Window glass that can tint on demand is pretty slick, but a new advancement has made it even cooler—and that could help the technology finally go mainstream.

Smart glass has been around for decades, but it is quite pricey and has found only niche applications, such as the windows of a new Boeing jetliner. But a new kind of electrochromic window glass, which changes color in response to the addition or removal of electronic charge, is more versatile than the technology now on the market, and it could be cheaper, too.

Commercially available materials can block only the visible component of sunlight, allowing the invisible near-infrared component, which produces heat, to pass through. A new type of glass developed by a group led by Delia Milliron, a professor of chemical engineering at the University of Texas at Austin, can selectively block the heat-producing component as well as the visible light. Milliron says the performance is now good enough for a startup she cofounded to move forward with plans to build a prototype manufacturing line based on these recent advances.

Key to the smarter window glass is a “framework” of nanocrystals made of an electrically conductive material, embedded in a glassy material. The nanocrystals and the glassy material have distinct optical properties, which change when the materials are electronically charged or discharged. The nanocrystals can either block near-infrared light or allow it to pass through, while the glassy material can transition between a transparent state and one that blocks visible light.

The “nanocomposite” is able to block up to 90 percent of the near-infrared light and 80 percent of the visible light, and in addition to the standard bright and dark modes it features a “cool” one, which could help buildings save energy during hot days. It can switch between modes in just minutes—faster than any commercial electrochromic window material Milliron knows of. Combined with less expensive and potentially more reliable manufacturing techniques, these attributes could bolster the new material.

The manufacturing approach of the startup, called Heliotrope Technologies, is different from that of today’s electrochromic-glass makers, which have struggled with low yields, says Milliron. Whereas conventional manufacturing techniques rely on energy-intensive processes similar to those used to make certain kinds of microelectronics, the technology Heliotrope aims to commercialize is made by depositing solutions onto glass films, which is faster and requires less energy.

Milliron’s technology works much like a rechargeable battery. Imagine that the device starts out in the transparent, bright state. Applying a certain amount of voltage—say, by turning a switch—will charge the nanocrystals, which makes them absorb near-infrared light. If the device is charged for a bit longer, the glassy material also becomes charged, darkening as a result. Discharging the window glass brings back the fully transparent state.
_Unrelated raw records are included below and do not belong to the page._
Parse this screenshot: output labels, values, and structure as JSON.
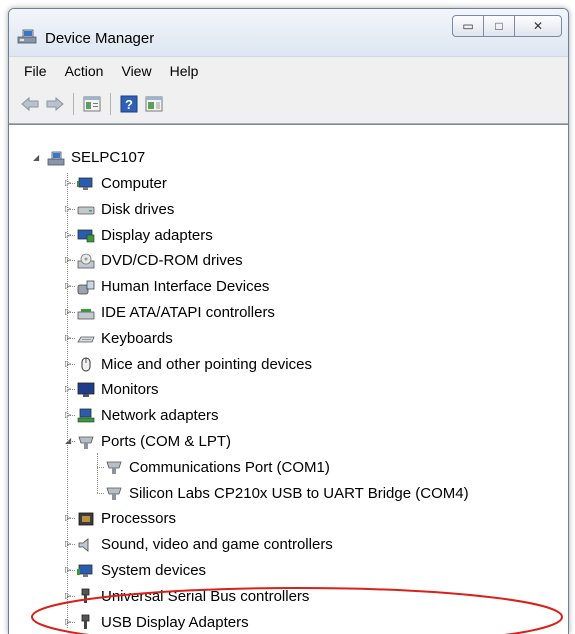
{
  "window": {
    "title": "Device Manager"
  },
  "caption_buttons": {
    "minimize": "▭",
    "maximize": "□",
    "close": "✕"
  },
  "menu": [
    "File",
    "Action",
    "View",
    "Help"
  ],
  "tree": {
    "root": "SELPC107",
    "categories": [
      {
        "label": "Computer",
        "icon": "computer-icon",
        "expanded": false
      },
      {
        "label": "Disk drives",
        "icon": "disk-drive-icon",
        "expanded": false
      },
      {
        "label": "Display adapters",
        "icon": "display-adapter-icon",
        "expanded": false
      },
      {
        "label": "DVD/CD-ROM drives",
        "icon": "dvd-drive-icon",
        "expanded": false
      },
      {
        "label": "Human Interface Devices",
        "icon": "hid-icon",
        "expanded": false
      },
      {
        "label": "IDE ATA/ATAPI controllers",
        "icon": "ide-controller-icon",
        "expanded": false
      },
      {
        "label": "Keyboards",
        "icon": "keyboard-icon",
        "expanded": false
      },
      {
        "label": "Mice and other pointing devices",
        "icon": "mouse-icon",
        "expanded": false
      },
      {
        "label": "Monitors",
        "icon": "monitor-icon",
        "expanded": false
      },
      {
        "label": "Network adapters",
        "icon": "network-adapter-icon",
        "expanded": false
      },
      {
        "label": "Ports (COM & LPT)",
        "icon": "port-icon",
        "expanded": true,
        "children": [
          {
            "label": "Communications Port (COM1)",
            "icon": "port-icon"
          },
          {
            "label": "Silicon Labs CP210x USB to UART Bridge (COM4)",
            "icon": "port-icon"
          }
        ]
      },
      {
        "label": "Processors",
        "icon": "processor-icon",
        "expanded": false
      },
      {
        "label": "Sound, video and game controllers",
        "icon": "sound-icon",
        "expanded": false
      },
      {
        "label": "System devices",
        "icon": "system-devices-icon",
        "expanded": false
      },
      {
        "label": "Universal Serial Bus controllers",
        "icon": "usb-controller-icon",
        "expanded": false
      },
      {
        "label": "USB Display Adapters",
        "icon": "usb-display-icon",
        "expanded": false
      }
    ]
  },
  "colors": {
    "highlight_ellipse": "#d8211b",
    "title_bar": "#dde6f1",
    "tree_background": "#ffffff"
  }
}
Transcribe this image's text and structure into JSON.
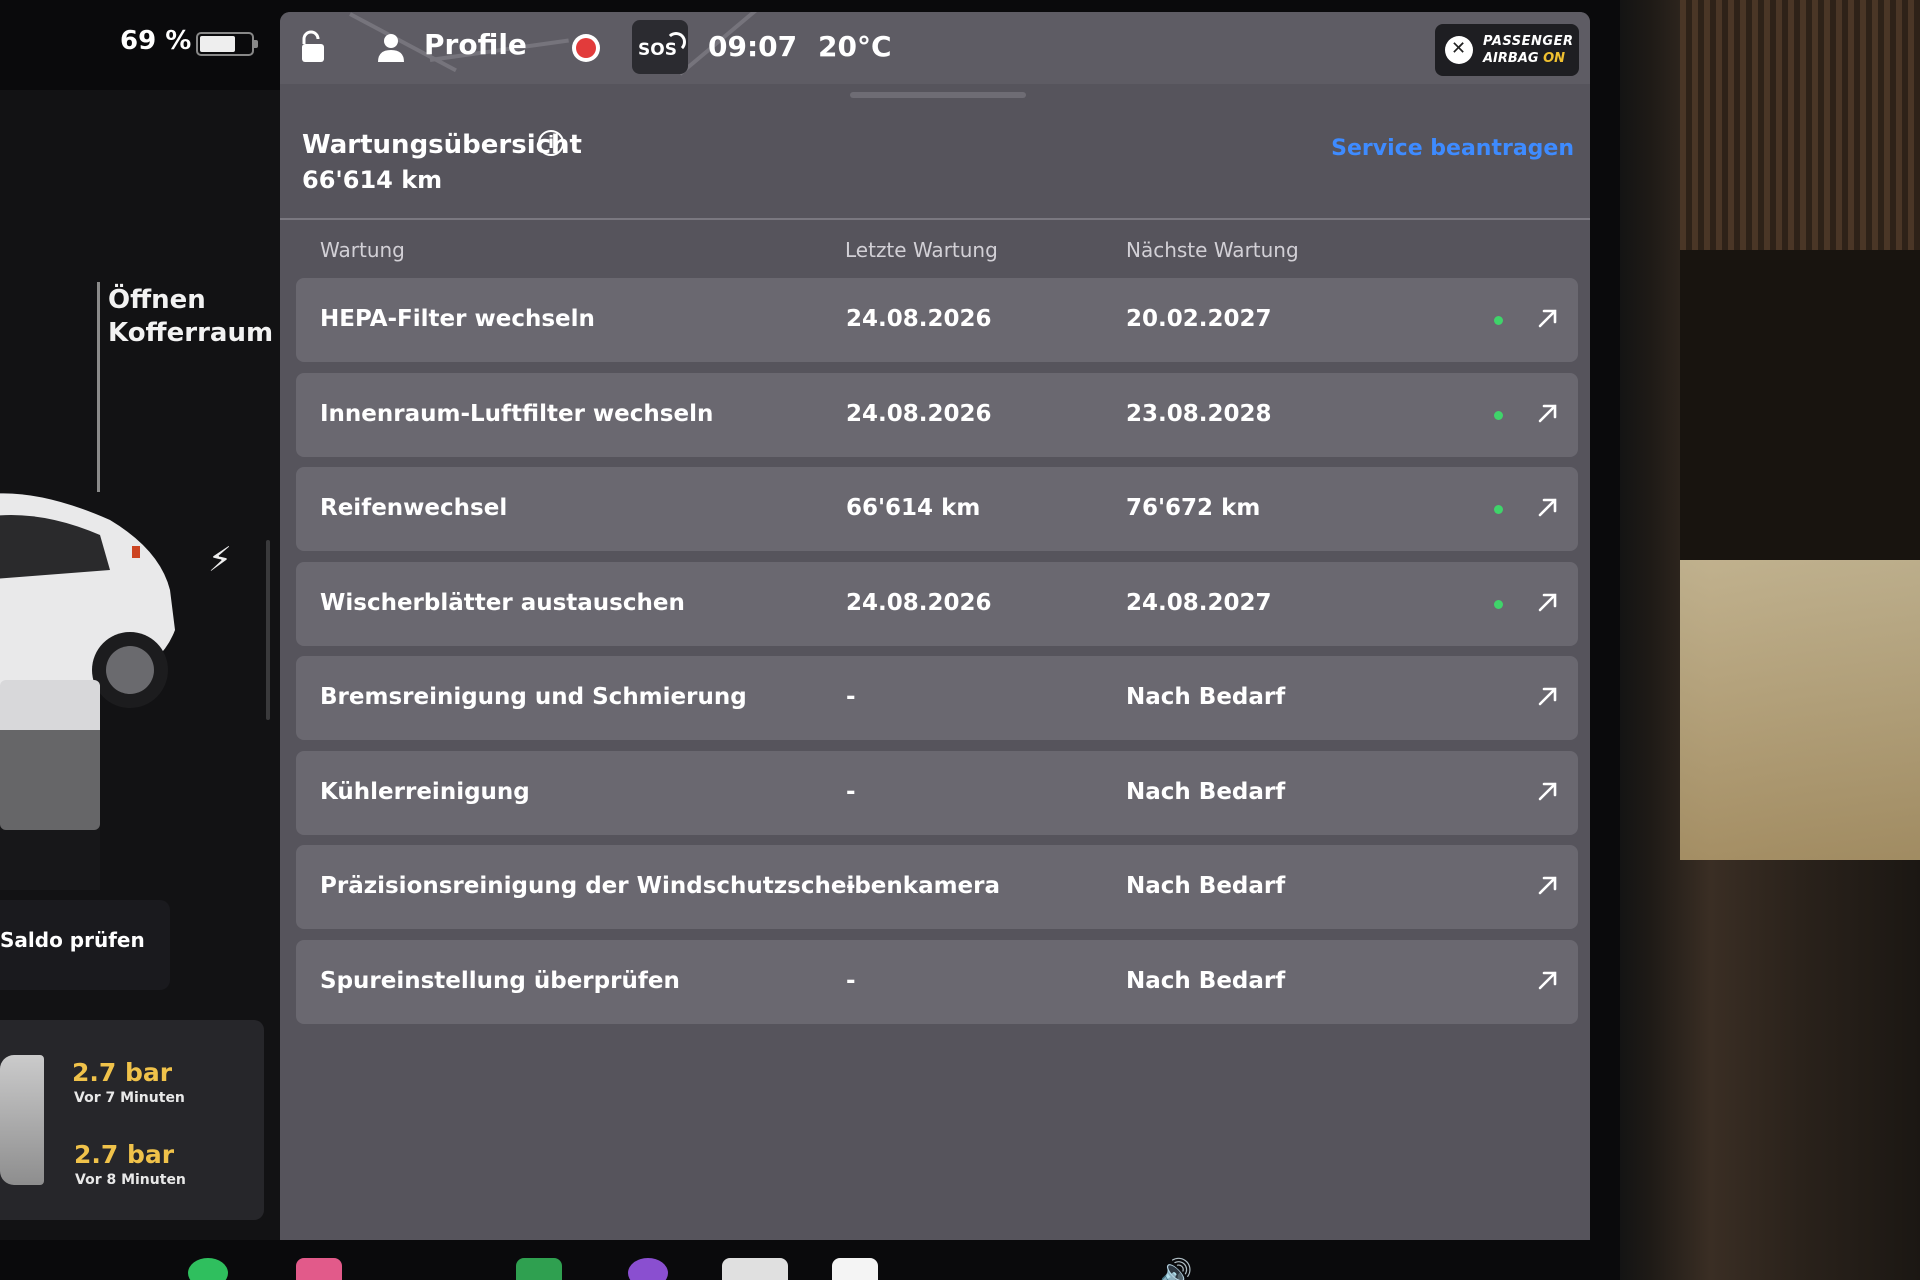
{
  "status": {
    "battery_percent": "69 %",
    "battery_level": 0.69,
    "profile_label": "Profile",
    "time": "09:07",
    "temperature": "20°C",
    "sos_label": "SOS",
    "airbag_line1": "PASSENGER",
    "airbag_line2": "AIRBAG",
    "airbag_state": "ON"
  },
  "car_panel": {
    "trunk_label_line1": "Öffnen",
    "trunk_label_line2": "Kofferraum",
    "saldo_label": "Saldo prüfen",
    "tires": [
      {
        "value": "2.7 bar",
        "time": "Vor 7 Minuten"
      },
      {
        "value": "2.7 bar",
        "time": "Vor 8 Minuten"
      }
    ]
  },
  "maintenance": {
    "title": "Wartungsübersicht",
    "odometer": "66'614  km",
    "service_link": "Service beantragen",
    "columns": {
      "task": "Wartung",
      "last": "Letzte Wartung",
      "next": "Nächste Wartung"
    },
    "rows": [
      {
        "task": "HEPA-Filter wechseln",
        "last": "24.08.2026",
        "next": "20.02.2027",
        "status": "ok"
      },
      {
        "task": "Innenraum-Luftfilter wechseln",
        "last": "24.08.2026",
        "next": "23.08.2028",
        "status": "ok"
      },
      {
        "task": "Reifenwechsel",
        "last": "66'614 km",
        "next": "76'672 km",
        "status": "ok"
      },
      {
        "task": "Wischerblätter austauschen",
        "last": "24.08.2026",
        "next": "24.08.2027",
        "status": "ok"
      },
      {
        "task": "Bremsreinigung und Schmierung",
        "last": "-",
        "next": "Nach Bedarf",
        "status": "none"
      },
      {
        "task": "Kühlerreinigung",
        "last": "-",
        "next": "Nach Bedarf",
        "status": "none"
      },
      {
        "task": "Präzisionsreinigung der Windschutzscheibenkamera",
        "last": "-",
        "next": "Nach Bedarf",
        "status": "none"
      },
      {
        "task": "Spureinstellung überprüfen",
        "last": "-",
        "next": "Nach Bedarf",
        "status": "none"
      }
    ]
  },
  "colors": {
    "accent_link": "#3e8bff",
    "status_ok": "#3fd46a",
    "tire_value": "#f0c24a",
    "panel_bg": "#56545c",
    "row_bg": "#6a6870"
  },
  "icons": [
    "lock-icon",
    "profile-icon",
    "record-icon",
    "sos-icon",
    "airbag-off-icon",
    "info-icon",
    "open-external-icon",
    "bolt-icon"
  ]
}
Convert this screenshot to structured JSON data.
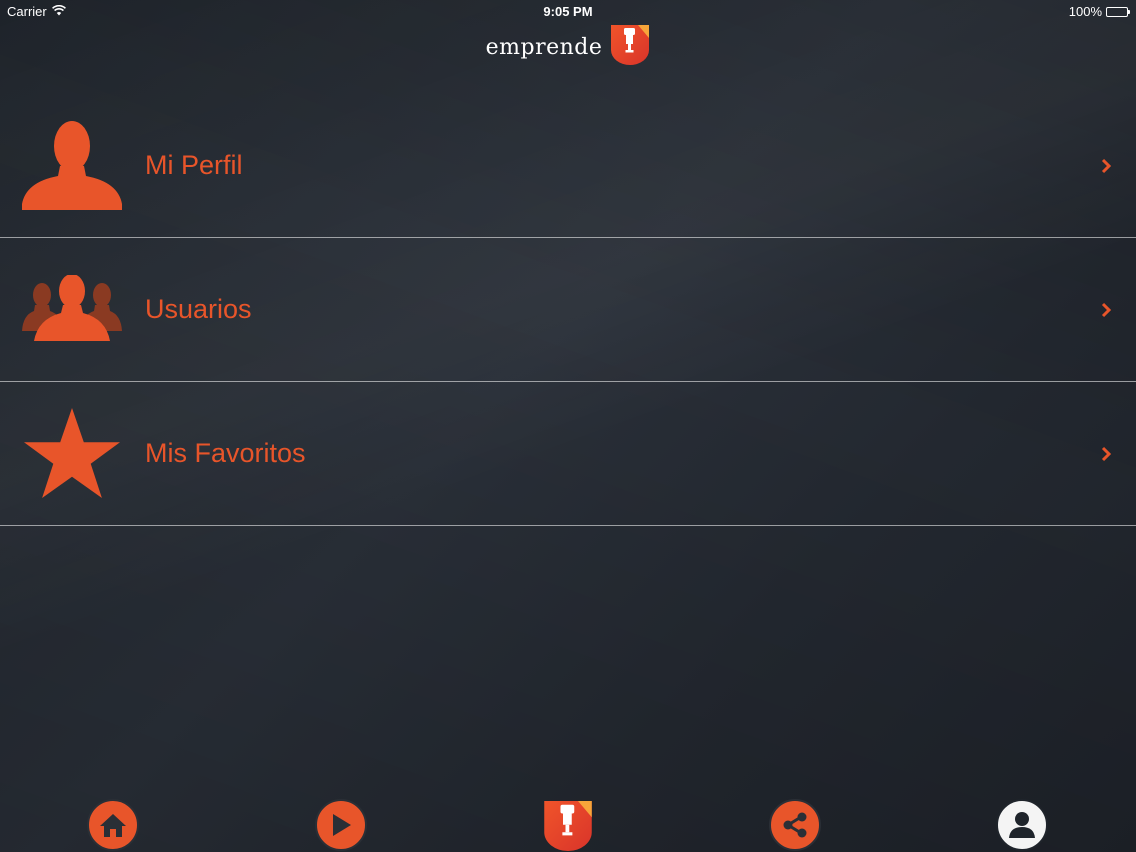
{
  "status_bar": {
    "carrier": "Carrier",
    "time": "9:05 PM",
    "battery": "100%"
  },
  "header": {
    "brand": "emprende"
  },
  "menu": {
    "items": [
      {
        "label": "Mi Perfil",
        "icon": "user-icon"
      },
      {
        "label": "Usuarios",
        "icon": "users-icon"
      },
      {
        "label": "Mis Favoritos",
        "icon": "star-icon"
      }
    ]
  },
  "tab_bar": {
    "items": [
      {
        "icon": "home-icon"
      },
      {
        "icon": "play-icon"
      },
      {
        "icon": "emprende-logo-icon"
      },
      {
        "icon": "share-icon"
      },
      {
        "icon": "profile-icon",
        "selected": true
      }
    ]
  },
  "colors": {
    "accent": "#e8552a",
    "accent_dark": "#8a3a22",
    "background": "#252a32",
    "divider": "#bfc2c6"
  }
}
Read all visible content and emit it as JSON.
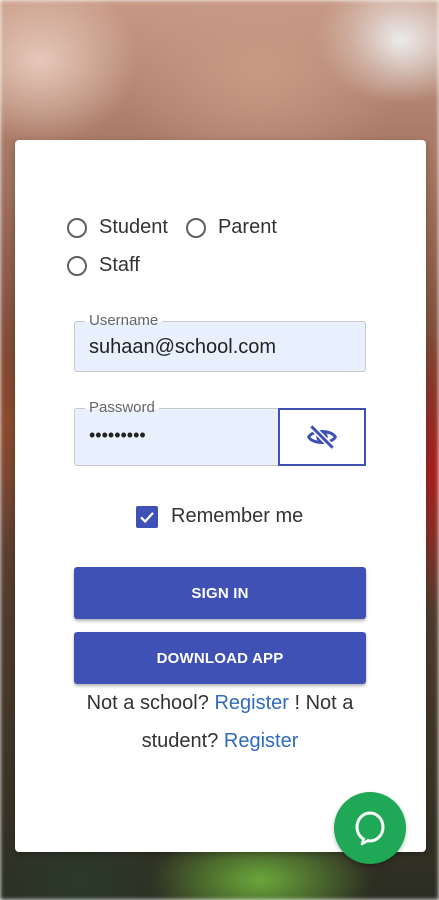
{
  "role_selector": {
    "options": [
      "Student",
      "Parent",
      "Staff"
    ],
    "selected": null
  },
  "username": {
    "label": "Username",
    "value": "suhaan@school.com"
  },
  "password": {
    "label": "Password",
    "value": "•••••••••"
  },
  "toggle_password_icon": "eye-slash-icon",
  "remember_me": {
    "label": "Remember me",
    "checked": true
  },
  "buttons": {
    "sign_in": "SIGN IN",
    "download_app": "DOWNLOAD APP"
  },
  "register": {
    "text_1": "Not a school?",
    "link_1": "Register",
    "text_2": "! Not a student?",
    "link_2": "Register"
  },
  "chat_icon": "chat-bubble-icon",
  "colors": {
    "primary": "#3f51b5",
    "link": "#2e6bbf",
    "chat": "#1fa855",
    "field_bg": "#e8f0fe"
  }
}
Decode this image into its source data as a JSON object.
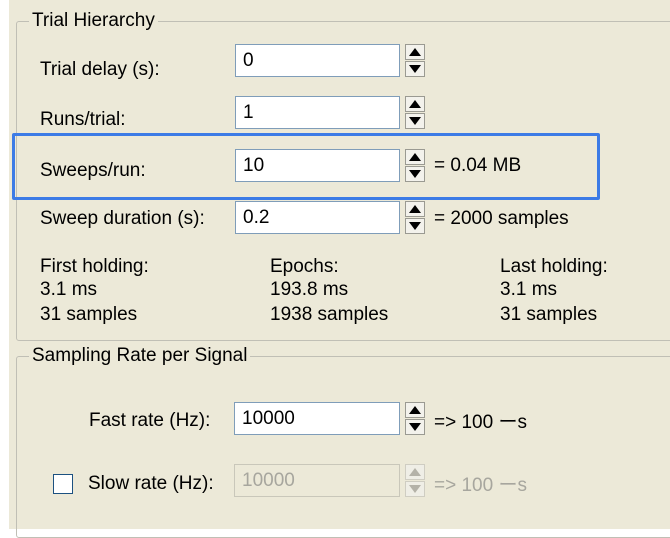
{
  "trial_hierarchy": {
    "title": "Trial Hierarchy",
    "trial_delay": {
      "label": "Trial delay (s):",
      "value": "0"
    },
    "runs_per_trial": {
      "label": "Runs/trial:",
      "value": "1"
    },
    "sweeps_per_run": {
      "label": "Sweeps/run:",
      "value": "10",
      "info": "= 0.04 MB"
    },
    "sweep_duration": {
      "label": "Sweep duration (s):",
      "value": "0.2",
      "info": "= 2000 samples"
    },
    "first_holding": {
      "label": "First holding:",
      "time": "3.1 ms",
      "samples": "31 samples"
    },
    "epochs": {
      "label": "Epochs:",
      "time": "193.8 ms",
      "samples": "1938 samples"
    },
    "last_holding": {
      "label": "Last holding:",
      "time": "3.1 ms",
      "samples": "31 samples"
    }
  },
  "sampling": {
    "title": "Sampling Rate per Signal",
    "fast_rate": {
      "label": "Fast rate  (Hz):",
      "value": "10000",
      "info": "=> 100 ーs"
    },
    "slow_rate": {
      "label": "Slow rate (Hz):",
      "value": "10000",
      "info": "=> 100 ーs",
      "checked": false,
      "enabled": false
    }
  },
  "colors": {
    "highlight": "#3c7be6",
    "panel": "#ece9d8",
    "field_border": "#7f9db9"
  }
}
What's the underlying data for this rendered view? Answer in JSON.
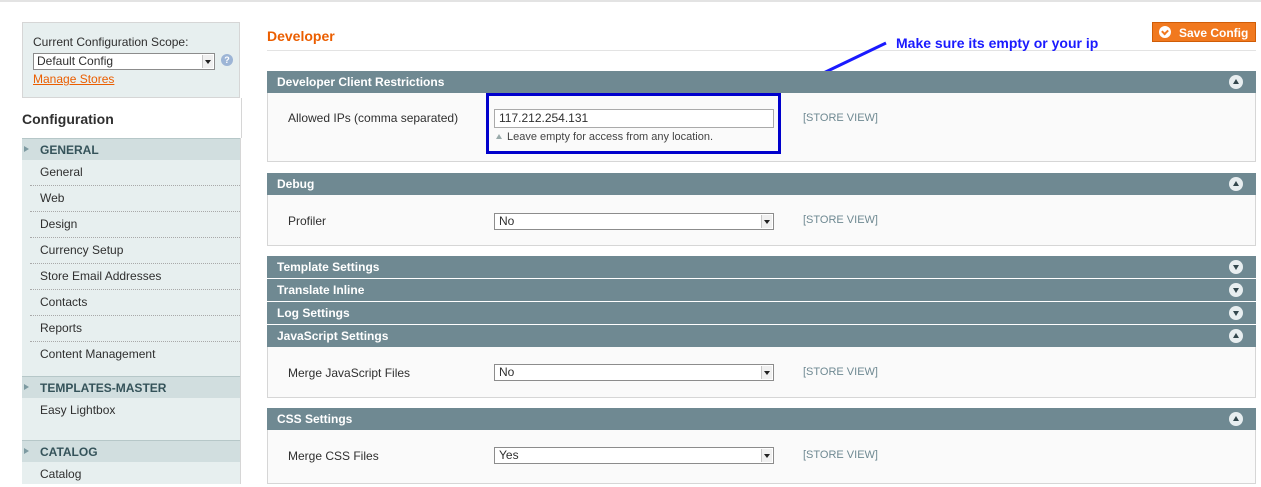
{
  "scope": {
    "label": "Current Configuration Scope:",
    "selected": "Default Config",
    "manage_stores": "Manage Stores"
  },
  "sidebar": {
    "title": "Configuration",
    "groups": [
      {
        "label": "GENERAL",
        "items": [
          "General",
          "Web",
          "Design",
          "Currency Setup",
          "Store Email Addresses",
          "Contacts",
          "Reports",
          "Content Management"
        ]
      },
      {
        "label": "TEMPLATES-MASTER",
        "items": [
          "Easy Lightbox"
        ]
      },
      {
        "label": "CATALOG",
        "items": [
          "Catalog"
        ]
      }
    ]
  },
  "main": {
    "title": "Developer",
    "save_button": "Save Config",
    "annotation": "Make sure its empty or your ip",
    "sections": [
      {
        "title": "Developer Client Restrictions",
        "expanded": true,
        "field": {
          "label": "Allowed IPs (comma separated)",
          "value": "117.212.254.131",
          "note": "Leave empty for access from any location.",
          "scope": "[STORE VIEW]"
        }
      },
      {
        "title": "Debug",
        "expanded": true,
        "field": {
          "label": "Profiler",
          "value": "No",
          "scope": "[STORE VIEW]"
        }
      },
      {
        "title": "Template Settings",
        "expanded": false
      },
      {
        "title": "Translate Inline",
        "expanded": false
      },
      {
        "title": "Log Settings",
        "expanded": false
      },
      {
        "title": "JavaScript Settings",
        "expanded": true,
        "field": {
          "label": "Merge JavaScript Files",
          "value": "No",
          "scope": "[STORE VIEW]"
        }
      },
      {
        "title": "CSS Settings",
        "expanded": true,
        "field": {
          "label": "Merge CSS Files",
          "value": "Yes",
          "scope": "[STORE VIEW]"
        }
      }
    ]
  },
  "colors": {
    "accent": "#eb5e00",
    "section_header": "#6f8992",
    "annotation": "#1a1aff"
  }
}
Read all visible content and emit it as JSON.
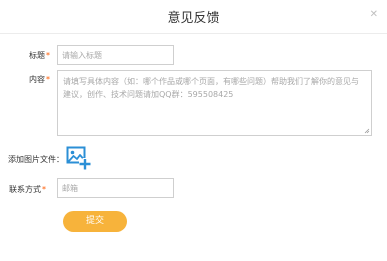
{
  "dialog": {
    "title": "意见反馈",
    "close_icon": "close-icon"
  },
  "form": {
    "title_label": "标题",
    "title_placeholder": "请输入标题",
    "content_label": "内容",
    "content_placeholder": "请填写具体内容（如：哪个作品或哪个页面，有哪些问题）帮助我们了解你的意见与建议，创作、技术问题请加QQ群：595508425",
    "image_label": "添加图片文件：",
    "image_icon": "add-image-icon",
    "contact_label": "联系方式",
    "contact_placeholder": "邮箱",
    "required_mark": "*",
    "submit_label": "提交"
  },
  "colors": {
    "required": "#ff5a00",
    "submit_bg": "#f7b33b",
    "upload_icon": "#2b8fd6"
  }
}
In the latest demonstration, Milliron and her colleagues showed that arranging the nanocrystals in a specific architecture allows electrons and ions to move quickly between the glassy material and the nanocrystals, meaning the composite can switch between modes much faster than before. As an added benefit, whereas a previous iteration had a brownish tint, the new nanocrystal material creates a more neutral blue tint, which Milliron says is considered essential for many consumer applications. Heliotrope’s president, Jason Holt, says the company expects to bring its first products to the market in 2017.